A Justiça determinou que a Prefeitura de Santa Helena de Goiás apresente e coloque em prática, no prazo máximo de 48 horas, um plano emergencial para conter e extinguir o incêndio que atinge o lixão municipal há 32 dias. A decisão atende a um pedido do Ministério Público de Goiás (MPGO), que apontou riscos à saúde da população, danos ambientais e perigo para motoristas que trafegam pela GO-210 devido à intensa fumaça produzida pelo fogo.
A liminar obriga o município a iniciar imediatamente um Plano Emergencial de Contenção e Extinção dos Focos de Incêndio. Entre as medidas determinadas pela Justiça estão a disponibilização contínua de máquinas pesadas e equipes capacitadas, o abafamento sistemático das chamas com o uso de terra, o monitoramento permanente da área para impedir novos focos e o controle de acesso ao lixão.
Caso a decisão não seja cumprida sem justificativa, a Prefeitura poderá ser penalizada com multa diária de R$ 10 mil. Além da sanção financeira, o gestor municipal poderá responder por crime de desobediência e por ato de improbidade administrativa.
A ação civil pública foi proposta pela promotora de Justiça Heloíza de Paula Marques e Meirelles, titular da 2ª Promotoria de Justiça de Santa Helena de Goiás. Segundo o MPGO, a investigação teve início em 15 de junho, após o órgão receber denúncias sobre o incêndio na área de disposição final de resíduos sólidos do município.
De acordo com relatório da 3ª Companhia Independente Bombeiro Militar, o primeiro atendimento à ocorrência foi registrado em 9 de junho. Desde então, o incêndio permanece ativo devido à combustão em camadas profundas dos resíduos, fenômeno que provoca sucessivos reacendimentos e dificulta a extinção completa das chamas.

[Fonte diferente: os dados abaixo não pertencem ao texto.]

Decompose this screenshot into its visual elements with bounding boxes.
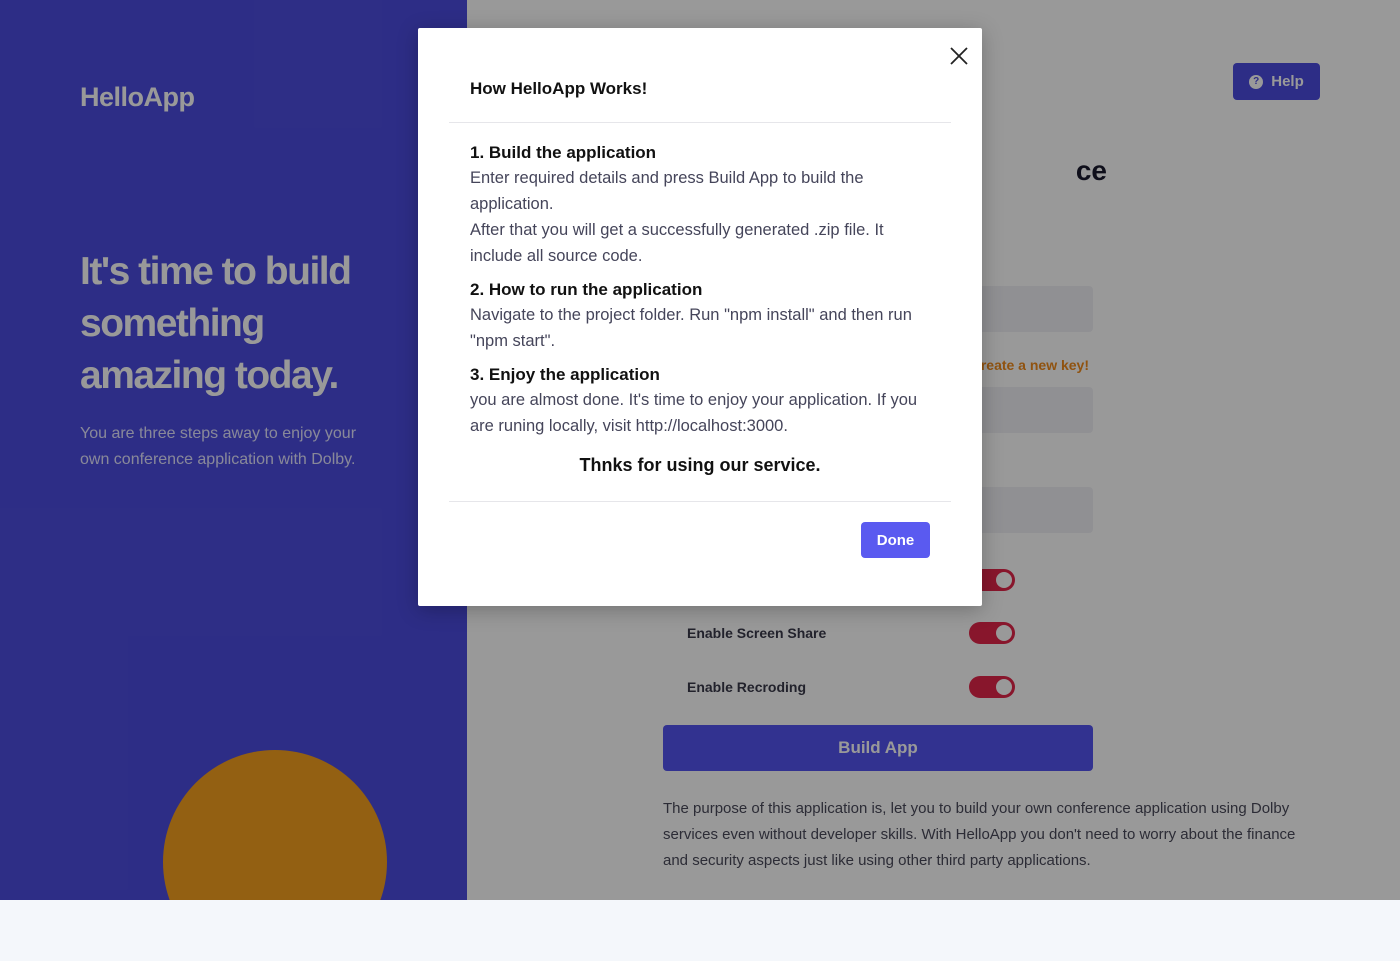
divider <box>449 122 951 123</box>
modal-body: 1. Build the application Enter required … <box>470 141 930 448</box>
step-text: Enter required details and press Build A… <box>470 169 864 213</box>
step-text: you are almost done. It's time to enjoy … <box>470 391 918 435</box>
step: 3. Enjoy the application you are almost … <box>470 363 930 439</box>
close-icon[interactable] <box>948 45 970 67</box>
page-footer <box>0 900 1400 961</box>
step: 1. Build the application Enter required … <box>470 141 930 269</box>
thanks-message: Thnks for using our service. <box>579 455 821 475</box>
done-button[interactable]: Done <box>861 522 930 558</box>
page: HelloApp It's time to build something am… <box>0 0 1400 900</box>
divider <box>449 501 951 502</box>
how-it-works-modal: How HelloApp Works! 1. Build the applica… <box>418 28 982 606</box>
step-text: Navigate to the project folder. Run "npm… <box>470 306 912 350</box>
step-text: After that you will get a successfully g… <box>470 221 884 265</box>
step: 2. How to run the application Navigate t… <box>470 278 930 354</box>
step-title: 3. Enjoy the application <box>470 365 660 384</box>
step-title: 2. How to run the application <box>470 280 703 299</box>
modal-title: How HelloApp Works! <box>470 79 648 98</box>
step-title: 1. Build the application <box>470 143 657 162</box>
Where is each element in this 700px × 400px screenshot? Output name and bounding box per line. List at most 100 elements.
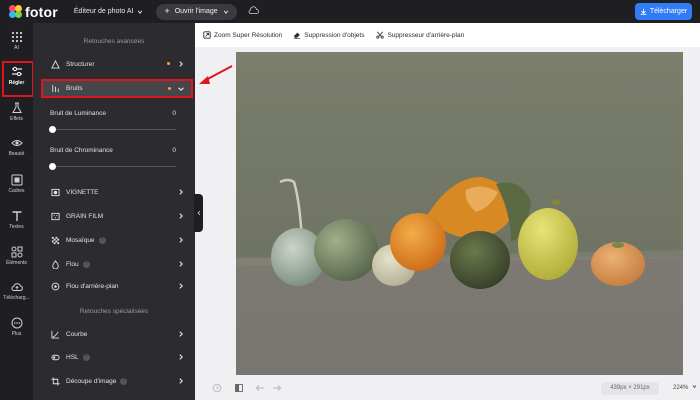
chrominance-slider-track[interactable]: [51, 166, 176, 167]
help-icon[interactable]: ?: [82, 260, 90, 268]
rail-label: Textes: [9, 224, 24, 230]
rail-item-plus[interactable]: Plus: [0, 317, 33, 337]
open-image-button[interactable]: + Ouvrir l'image: [156, 3, 237, 20]
rail-item-ai[interactable]: AI: [0, 31, 33, 51]
panel-item-curve[interactable]: Courbe: [41, 327, 189, 341]
zoom-super-resolution-tool[interactable]: Zoom Super Résolution: [203, 31, 282, 39]
panel-item-label: Flou d'arrière-plan: [66, 282, 119, 290]
compare-icon[interactable]: [234, 383, 244, 393]
panel-item-bg-blur[interactable]: Flou d'arrière-plan: [41, 279, 189, 293]
vignette-icon: [51, 188, 60, 196]
grid-icon: [11, 31, 22, 43]
chevron-down-icon: [692, 385, 697, 389]
rail-label: Effets: [10, 116, 23, 122]
shapes-icon: [11, 246, 22, 258]
rail-label: Éléments: [6, 260, 27, 266]
text-icon: [12, 211, 21, 221]
panel-item-structure[interactable]: Structurer: [41, 57, 189, 71]
zoom-level[interactable]: 224%: [673, 382, 697, 395]
rail-item-elements[interactable]: Éléments: [0, 246, 33, 266]
curve-icon: [51, 330, 60, 339]
chevron-right-icon: [179, 61, 183, 67]
modified-dot: [167, 62, 170, 65]
undo-icon[interactable]: [255, 383, 265, 393]
luminance-slider-track[interactable]: [51, 129, 176, 130]
chevron-right-icon: [179, 378, 183, 384]
cloud-icon[interactable]: [248, 5, 259, 18]
panel-item-vignette[interactable]: VIGNETTE: [41, 185, 189, 199]
eraser-icon: [294, 32, 301, 39]
rail-label: Cadres: [8, 188, 25, 194]
hsl-icon: [51, 354, 60, 360]
modified-dot: [168, 87, 171, 90]
panel-item-hsl[interactable]: HSL ?: [41, 350, 189, 364]
help-icon[interactable]: ?: [82, 353, 90, 361]
chevron-right-icon: [179, 354, 183, 360]
panel-item-blur[interactable]: Flou ?: [41, 257, 189, 271]
panel-item-crop[interactable]: Découpe d'image ?: [41, 374, 189, 388]
help-icon[interactable]: ?: [98, 236, 106, 244]
rail-item-beaute[interactable]: Beauté: [0, 137, 33, 157]
drop-icon: [52, 259, 59, 269]
noise-icon: [52, 84, 59, 93]
panel-item-noise[interactable]: Bruits: [41, 79, 193, 98]
panel-item-label: Découpe d'image: [66, 377, 117, 385]
blur-target-icon: [51, 282, 60, 290]
collapse-panel-handle[interactable]: [194, 194, 203, 232]
chevron-down-icon: [138, 10, 143, 14]
rail-item-telecharger[interactable]: Télécharg...: [0, 281, 33, 301]
redo-icon[interactable]: [272, 383, 282, 393]
chrominance-slider-handle[interactable]: [49, 163, 56, 170]
editor-menu-label: Éditeur de photo AI: [73, 8, 134, 15]
tool-label: Zoom Super Résolution: [214, 31, 283, 39]
panel-item-grain[interactable]: GRAIN FILM: [41, 209, 189, 223]
rail-item-textes[interactable]: Textes: [0, 210, 33, 230]
luminance-slider-handle[interactable]: [49, 126, 56, 133]
panel-item-label: Courbe: [66, 330, 88, 338]
bottom-bar: 439px × 291px 224%: [195, 378, 700, 400]
panel-item-label: Structurer: [66, 60, 95, 68]
panel-item-label: GRAIN FILM: [66, 212, 104, 220]
chevron-right-icon: [179, 331, 183, 337]
background-remover-tool[interactable]: Suppresseur d'arrière-plan: [376, 31, 464, 39]
triangle-icon: [51, 59, 60, 69]
chevron-right-icon: [179, 189, 183, 195]
rail-item-cadres[interactable]: Cadres: [0, 174, 33, 194]
flask-icon: [11, 102, 22, 113]
canvas-photo[interactable]: [236, 52, 683, 375]
eye-icon: [10, 140, 23, 146]
rail-label: Télécharg...: [3, 295, 30, 301]
chevron-right-icon: [179, 283, 183, 289]
rail-label: AI: [14, 45, 19, 51]
download-icon: [640, 8, 647, 15]
remove-objects-tool[interactable]: Suppression d'objets: [293, 31, 364, 39]
chevron-right-icon: [179, 261, 183, 267]
tool-label: Suppresseur d'arrière-plan: [387, 31, 465, 39]
cloud-upload-icon: [10, 283, 23, 291]
tool-label: Suppression d'objets: [304, 31, 365, 39]
download-button[interactable]: Télécharger: [635, 3, 692, 20]
panel-item-mosaic[interactable]: Mosaïque ?: [41, 233, 189, 247]
annotation-arrow: [199, 65, 233, 84]
open-image-label: Ouvrir l'image: [174, 8, 218, 15]
help-icon[interactable]: ?: [120, 377, 128, 385]
luminance-label: Bruit de Luminance: [50, 110, 107, 117]
editor-menu-dropdown[interactable]: Éditeur de photo AI: [74, 8, 144, 15]
panel-item-label: Flou: [66, 260, 79, 268]
more-icon: [11, 317, 22, 329]
regler-highlight-box: [2, 61, 34, 97]
logo-text: fotor: [25, 3, 58, 20]
luminance-value: 0: [172, 110, 176, 117]
image-dimensions[interactable]: 439px × 291px: [601, 382, 659, 395]
rail-label: Beauté: [8, 151, 25, 157]
panel-item-label: HSL: [66, 353, 79, 361]
logo-mark-icon: [9, 5, 22, 18]
plus-icon: +: [164, 6, 170, 16]
crop-icon: [51, 376, 60, 386]
history-icon[interactable]: [212, 383, 222, 393]
section-title-advanced: Retouches avancées: [83, 38, 145, 45]
grain-icon: [51, 212, 60, 220]
rail-item-effets[interactable]: Effets: [0, 102, 33, 122]
fotor-logo[interactable]: fotor: [9, 4, 58, 20]
chevron-left-icon: [197, 210, 200, 216]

Embora a Prefeitura tenha informado ao Ministério Público que adotou medidas emergenciais para controlar o incêndio, novas vistorias realizadas pelo Corpo de Bombeiros e uma inspeção da Promotoria de Justiça, em 30 de junho, constataram que o lixão continuava em queima generalizada, com intensa emissão de fumaça.
Segundo o MPGO, além dos impactos ambientais, a fumaça compromete a visibilidade na GO-210, aumentando significativamente o risco de acidentes para os motoristas que utilizam a rodovia. O Corpo de Bombeiros também destacou que o combate definitivo ao incêndio depende da adoção de medidas permanentes capazes de eliminar os focos de combustão existentes no interior da massa de resíduos.